Rehman doesn’t pretend to be a liberal; he wants to see Pakistan become a truly Islamic state. But the moral vigilantism and the proliferation of Taliban-inspired militias along the border with Afghanistan is not how he saw it happening. The emergence of Taliban-inspired groups in Pakistan has placed immense strain on the country’s Islamist community, a strain that may only increase with the assassination of Bhutto. As the rocket attack on Rehman’s house illustrates, the militant jihadis have even lashed out against the same Islamist parties who have coddled them in the past.
Also, see this outstanding op-ed on Bhutto's assassination by the author of The Last Mughal. It captures the duality of Bhutto's popularity in the West with craven, self-serving policies at home in Pakistan.

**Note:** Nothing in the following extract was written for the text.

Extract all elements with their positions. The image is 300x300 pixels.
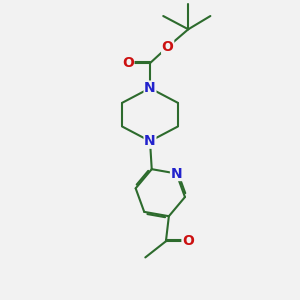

In the same vein as most of what we've suggested here, only rather better written.
Benazir Bhutto’s death is, of course, a calamity, particularly as she embodied the hopes of so many liberal Pakistanis. But, contrary to the commentary we’ve seen in the last week, she was not comparable to Myanmar’s Daw Aung San Suu Kyi. Ms. Bhutto’s governments were widely criticized by Amnesty International and other groups for their use of death squads and terrible record on deaths in police custody, abductions and torture. As for her democratic bona fides, she had no qualms about banning rallies by opposing political parties while in power.

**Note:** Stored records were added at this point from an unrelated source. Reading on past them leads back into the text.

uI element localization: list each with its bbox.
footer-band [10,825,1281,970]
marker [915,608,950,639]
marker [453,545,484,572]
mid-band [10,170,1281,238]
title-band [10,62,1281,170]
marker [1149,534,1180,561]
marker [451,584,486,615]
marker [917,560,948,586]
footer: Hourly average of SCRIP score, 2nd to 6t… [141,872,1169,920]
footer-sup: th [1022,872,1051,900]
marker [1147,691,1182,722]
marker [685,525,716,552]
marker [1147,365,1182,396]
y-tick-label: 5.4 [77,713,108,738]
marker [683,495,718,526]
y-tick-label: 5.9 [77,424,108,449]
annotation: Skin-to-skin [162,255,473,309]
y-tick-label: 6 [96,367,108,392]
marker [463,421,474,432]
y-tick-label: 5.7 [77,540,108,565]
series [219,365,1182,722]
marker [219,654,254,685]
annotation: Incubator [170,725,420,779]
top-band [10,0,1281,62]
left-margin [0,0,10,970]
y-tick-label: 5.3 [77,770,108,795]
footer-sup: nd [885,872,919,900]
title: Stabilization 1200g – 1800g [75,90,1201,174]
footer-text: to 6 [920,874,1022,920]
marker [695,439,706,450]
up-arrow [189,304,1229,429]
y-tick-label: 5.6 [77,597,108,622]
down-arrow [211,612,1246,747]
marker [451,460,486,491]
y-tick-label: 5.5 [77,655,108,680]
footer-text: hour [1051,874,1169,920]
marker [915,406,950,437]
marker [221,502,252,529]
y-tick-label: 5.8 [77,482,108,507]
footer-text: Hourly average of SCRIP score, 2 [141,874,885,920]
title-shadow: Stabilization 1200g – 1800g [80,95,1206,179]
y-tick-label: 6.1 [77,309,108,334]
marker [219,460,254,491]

Within her own party, she declared herself the president for life and controlled all decisions. She rejected her brother Murtaza’s bid to challenge her for its leadership and when he persisted, he was shot dead in highly suspicious circumstances during a police ambush outside the Bhutto family home.
Benazir Bhutto was certainly a brave and secular-minded woman. But the obituaries painting her as dying to save democracy distort history. Instead, she was a natural autocrat who did little for human rights, a calculating politician who was complicit in Pakistan’s becoming the region’s principal jihadi paymaster while she also ramped up an insurgency in Kashmir that has brought two nuclear powers to the brink of war.